In the subsequent chapters, Kaba unpacks the question of accountability in new directions. Revisiting the concept of ‘transformative’ justice as an alternative to punishment, she further distinguishes it from the more common term “restorative justice” (148). While theoretically supportive of an approach based on rebuilding relationships rather than punishing individuals, Kaba has grown more skeptical toward restorative justice, at least in terms of how it has been commonly practiced. In another example of the system appropriating the language of reform to improve its image while retaining its fundamental logic, restorative justice has become “an individualistic model of addressing harm” (148), focusing almost exclusively on interpersonal relationships. While preferable to outright cruelty, it thus retains the assumption of crime as an individual problem, while transformative justice locates these relationships in a broader social context, involving both the community and social currents that help define permissible actions and legitimate avenues of redress.
The short story “Justice” marks a coda to this section and is the only piece of fiction in the entire collection. By making it a science-fiction piece taking place on another planet, Kaba effectively illustrates her message that the world we know is normal only because we are used to it, that an outside observer could promptly recognize it as a bizarre and cruel place. The utopian features of SP may not be realistic, but they are not supposed to be: The story’s purpose is to illustrate a possibility, whereas the nonfiction parts of the book are perfectly capable of describing reality. The story thus serves as a concrete example of the imaginative work that Kaba elsewhere in the book says is part of the process of revolution.

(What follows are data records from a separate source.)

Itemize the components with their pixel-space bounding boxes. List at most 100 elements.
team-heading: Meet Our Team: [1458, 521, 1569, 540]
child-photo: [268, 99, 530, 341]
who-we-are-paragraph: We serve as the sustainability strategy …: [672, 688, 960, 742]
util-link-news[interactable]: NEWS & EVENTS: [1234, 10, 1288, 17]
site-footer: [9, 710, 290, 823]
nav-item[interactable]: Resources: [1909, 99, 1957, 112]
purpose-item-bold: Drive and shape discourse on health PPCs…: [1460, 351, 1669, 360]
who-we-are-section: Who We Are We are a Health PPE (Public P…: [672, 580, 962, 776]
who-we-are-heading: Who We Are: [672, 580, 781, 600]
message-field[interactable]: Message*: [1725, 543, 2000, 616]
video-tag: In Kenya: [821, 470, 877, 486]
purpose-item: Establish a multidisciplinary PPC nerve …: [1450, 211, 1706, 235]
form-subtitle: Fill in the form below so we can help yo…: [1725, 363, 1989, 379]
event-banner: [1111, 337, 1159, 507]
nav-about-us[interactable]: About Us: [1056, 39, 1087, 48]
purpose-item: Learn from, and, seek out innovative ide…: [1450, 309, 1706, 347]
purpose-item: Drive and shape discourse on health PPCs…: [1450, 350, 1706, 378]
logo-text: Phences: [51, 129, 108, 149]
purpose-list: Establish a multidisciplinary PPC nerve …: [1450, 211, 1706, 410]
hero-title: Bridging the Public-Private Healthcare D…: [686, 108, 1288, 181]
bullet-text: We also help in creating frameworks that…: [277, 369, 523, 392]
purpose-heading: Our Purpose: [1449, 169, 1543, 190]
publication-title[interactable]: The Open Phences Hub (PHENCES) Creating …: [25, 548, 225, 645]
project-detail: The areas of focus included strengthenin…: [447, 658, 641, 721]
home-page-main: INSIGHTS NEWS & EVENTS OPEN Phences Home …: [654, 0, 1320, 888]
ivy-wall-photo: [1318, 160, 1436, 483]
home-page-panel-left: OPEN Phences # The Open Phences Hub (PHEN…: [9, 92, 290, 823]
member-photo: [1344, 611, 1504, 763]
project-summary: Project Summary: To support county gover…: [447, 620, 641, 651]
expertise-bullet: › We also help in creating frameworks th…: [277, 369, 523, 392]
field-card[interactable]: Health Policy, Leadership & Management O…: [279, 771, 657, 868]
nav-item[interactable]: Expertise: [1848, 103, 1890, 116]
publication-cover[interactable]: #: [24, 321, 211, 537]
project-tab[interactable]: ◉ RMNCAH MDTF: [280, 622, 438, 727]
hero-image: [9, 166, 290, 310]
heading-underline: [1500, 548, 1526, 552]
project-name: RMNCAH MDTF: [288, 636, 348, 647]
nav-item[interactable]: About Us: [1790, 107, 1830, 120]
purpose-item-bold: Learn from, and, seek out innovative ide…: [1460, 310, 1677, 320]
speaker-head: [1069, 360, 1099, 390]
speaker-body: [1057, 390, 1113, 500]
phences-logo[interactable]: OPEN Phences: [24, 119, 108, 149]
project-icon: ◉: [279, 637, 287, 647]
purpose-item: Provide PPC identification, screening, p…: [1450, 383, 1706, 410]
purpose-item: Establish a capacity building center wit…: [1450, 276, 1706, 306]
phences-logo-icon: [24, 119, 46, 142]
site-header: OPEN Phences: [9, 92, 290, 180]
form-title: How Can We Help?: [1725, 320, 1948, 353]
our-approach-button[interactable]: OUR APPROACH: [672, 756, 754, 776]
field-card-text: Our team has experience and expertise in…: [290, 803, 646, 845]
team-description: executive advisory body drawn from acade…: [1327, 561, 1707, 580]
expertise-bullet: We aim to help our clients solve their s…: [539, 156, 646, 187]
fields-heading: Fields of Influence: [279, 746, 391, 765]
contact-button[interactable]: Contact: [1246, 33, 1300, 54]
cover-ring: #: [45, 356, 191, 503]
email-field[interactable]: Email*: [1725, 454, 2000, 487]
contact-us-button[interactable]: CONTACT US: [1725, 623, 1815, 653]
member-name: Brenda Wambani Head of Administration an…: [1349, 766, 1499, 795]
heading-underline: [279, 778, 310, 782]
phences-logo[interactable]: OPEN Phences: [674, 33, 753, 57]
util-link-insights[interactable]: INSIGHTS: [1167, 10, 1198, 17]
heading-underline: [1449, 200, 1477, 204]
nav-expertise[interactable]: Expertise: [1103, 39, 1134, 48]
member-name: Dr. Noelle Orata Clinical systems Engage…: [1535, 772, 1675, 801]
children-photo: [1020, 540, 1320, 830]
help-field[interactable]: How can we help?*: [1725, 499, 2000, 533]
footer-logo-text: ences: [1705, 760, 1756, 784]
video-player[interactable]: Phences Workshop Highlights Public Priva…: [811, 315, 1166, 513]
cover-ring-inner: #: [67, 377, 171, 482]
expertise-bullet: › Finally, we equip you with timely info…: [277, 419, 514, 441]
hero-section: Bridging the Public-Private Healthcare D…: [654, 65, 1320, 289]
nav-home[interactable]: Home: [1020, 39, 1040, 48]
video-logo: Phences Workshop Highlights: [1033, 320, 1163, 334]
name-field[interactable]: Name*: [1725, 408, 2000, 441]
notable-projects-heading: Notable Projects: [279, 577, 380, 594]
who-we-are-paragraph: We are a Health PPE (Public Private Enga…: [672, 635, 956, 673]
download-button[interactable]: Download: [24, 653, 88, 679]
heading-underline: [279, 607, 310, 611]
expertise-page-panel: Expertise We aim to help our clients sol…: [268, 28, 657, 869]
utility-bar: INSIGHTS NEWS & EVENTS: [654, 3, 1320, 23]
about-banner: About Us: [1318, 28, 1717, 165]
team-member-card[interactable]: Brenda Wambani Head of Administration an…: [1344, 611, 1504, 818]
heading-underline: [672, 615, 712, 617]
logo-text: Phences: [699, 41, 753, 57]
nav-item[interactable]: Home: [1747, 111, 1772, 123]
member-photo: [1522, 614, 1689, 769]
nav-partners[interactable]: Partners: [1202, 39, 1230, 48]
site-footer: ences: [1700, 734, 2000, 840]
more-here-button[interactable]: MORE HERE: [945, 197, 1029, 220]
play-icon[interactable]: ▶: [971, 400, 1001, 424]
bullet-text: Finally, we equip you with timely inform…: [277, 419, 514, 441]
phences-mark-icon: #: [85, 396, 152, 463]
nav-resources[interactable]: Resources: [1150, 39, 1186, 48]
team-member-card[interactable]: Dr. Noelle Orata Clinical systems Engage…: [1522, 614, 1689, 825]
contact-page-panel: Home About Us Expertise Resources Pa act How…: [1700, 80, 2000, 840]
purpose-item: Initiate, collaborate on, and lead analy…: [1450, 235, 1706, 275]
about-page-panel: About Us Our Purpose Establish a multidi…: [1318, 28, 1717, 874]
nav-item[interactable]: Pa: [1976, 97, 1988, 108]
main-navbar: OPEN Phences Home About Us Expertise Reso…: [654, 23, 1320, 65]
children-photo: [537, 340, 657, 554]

Looking specifically at the short story, it is unclear why the Earth Visitor kills Addie, but, in light of Kaba’s general project in the book, character motives matter less than what the characters represent. The Earth Visitor is so committed to believing that her life is the normal life that she feels compelled to impose it on the people of SP. It is also unclear why the Justice Ritual needs to include the perpetrator being tossed into the ocean, with the family given the choice of saving them or letting them drown. It does seem to violate Kaba’s strictures that “premature death” under any circumstances is fundamentally unjust (134), that families are no more capable than the state of deciding matters of life and death. Yet this detail does have the effect of reinforcing Kaba’s claim that vengeance is not a necessary or fundamental response to harm. Instead, the story suggests that vengeance can become obsolete, so long as people give victims of harm the proper time and space to share the impact of that harm and so long as perpetrators are held accountable.